To address this challenge, Anagram has divided its hands-on security training into two parts: “Security Awareness Training” and “Developer Training.” The first method operates under the motto “Bite-Sized Lessons, Big Results.” The start-up describes this approach as “quick, real-world training that leverages the science of learning so your (business’s) employees know how to spot and stop an attack.”

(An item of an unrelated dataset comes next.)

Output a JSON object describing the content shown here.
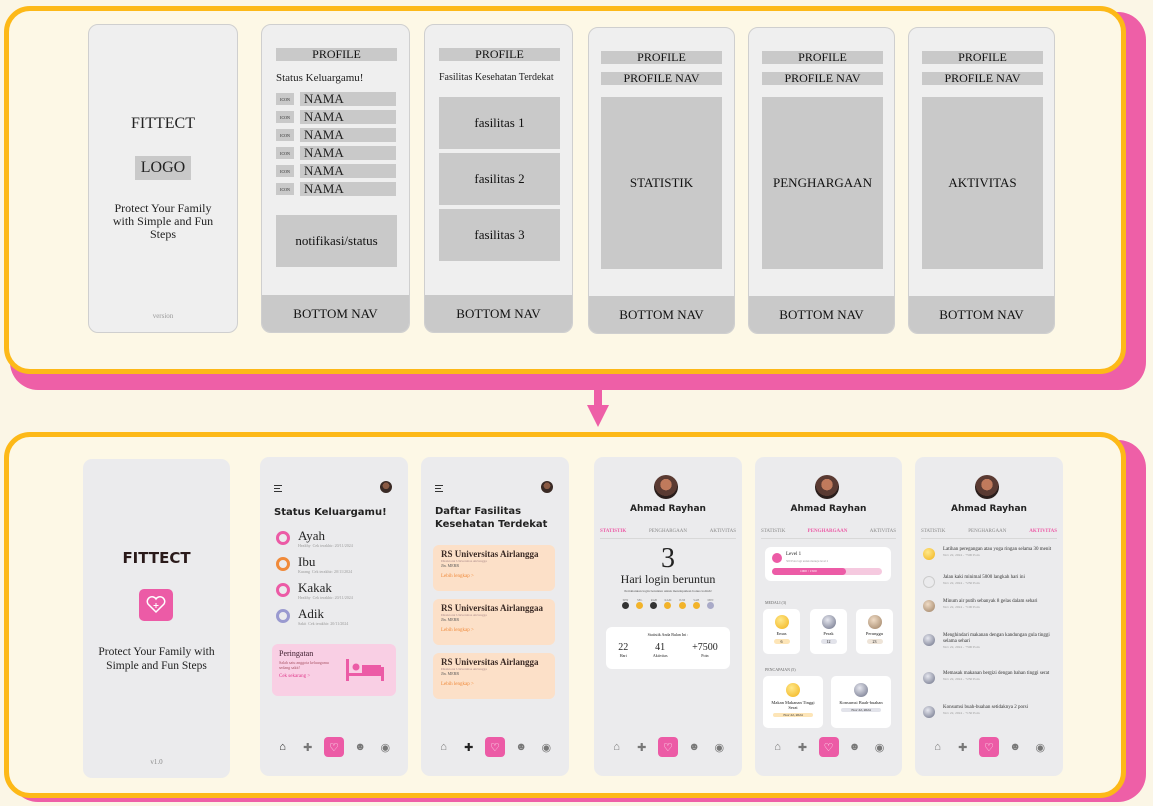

“Security Awareness Training” launches phishing simulations within minutes using Anagram’s best-in-class templates (even assisting companies in building their own campaigns). It also integrates a company’s cybersecurity policies directly into the training method, ensuring that everyone understands the rules and stays safe.

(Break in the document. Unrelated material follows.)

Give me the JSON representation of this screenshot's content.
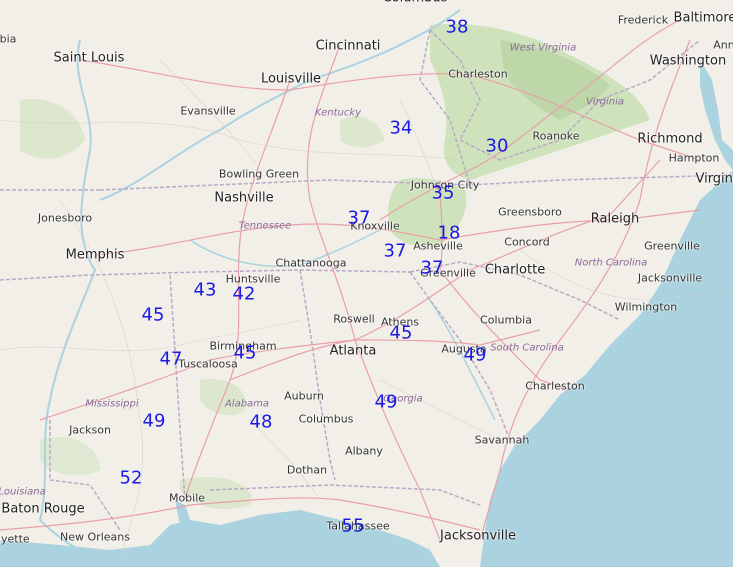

When it comes to combating cybersecurity threats, employees within a company—just like their varied roles and responsibilities—face different threats and challenges. To address this, Anagram offers both general and topic-specific modules so users can create programmes relevant to their operational needs.

Every October, the start-up offers a gamified “Awareness Month Programme” for companies. However, the most unique aspect of the “Security Awareness Training” is its content library, which covers cybersecurity challenges such as business email compromise, coding with AI, handling sensitive data, detecting deepfakes, holiday scams, insider threats, tax scams, sharing data externally, social engineering, wire fraud, and more.

Regarding “Developer Training,” the start-up focuses on real-world scenarios, whether protecting secret keys, tackling API vulnerabilities, or preventing software supply chain attacks. The training also includes interactive sandboxes where software developers and website builders can learn security best practices in a safe, realistic environment.

Since the threats developers face are constantly evolving, Anagram uses examples pulled from actual vulnerabilities and breaches, so developers can learn how to tackle the issues they are most likely to encounter.

The training method, which is updated multiple times a year to keep up with the ever-changing cyber landscape, covers topics such as SQL injection, managing secrets, broken access control, cross-site scripting (XSS), validating API design, cryptographic failures, insecure logging and monitoring, avoiding outdated components, protecting backups, detecting SSRF, securing cloud infrastructure, and ensuring software and data integrity.

The Road Ahead

Anagram is currently working on developing an AI agent that will be embedded in enterprise employees’ emails and will be trained to flag potential cybersecurity slip-ups before they happen.

According to Sugarman, the agent will be able to intervene by asking employees whether they really want to send their credit card information over email, among other similar safeguards.

Last but not least, Anagram is also currently partnering with renowned industry leaders, including Steve Zalewski (Levi Strauss), Lena Smart (MongoDB), Tim Youngblood (McDonald’s, T-Mobile), David Cross (Atlassian, Oracle), and Andrew Wilder (Nestlé). These collaborations underscore Anagram’s commitment to driving innovation and delivering impactful security solutions.

By blending customised microlearning with real-time security scenarios, the platform has disrupted cybersecurity training in a positive way. This approach has attracted the attention of leading global enterprises, including several from the Fortune 500. Expect the start-up to make even more waves in the coming days.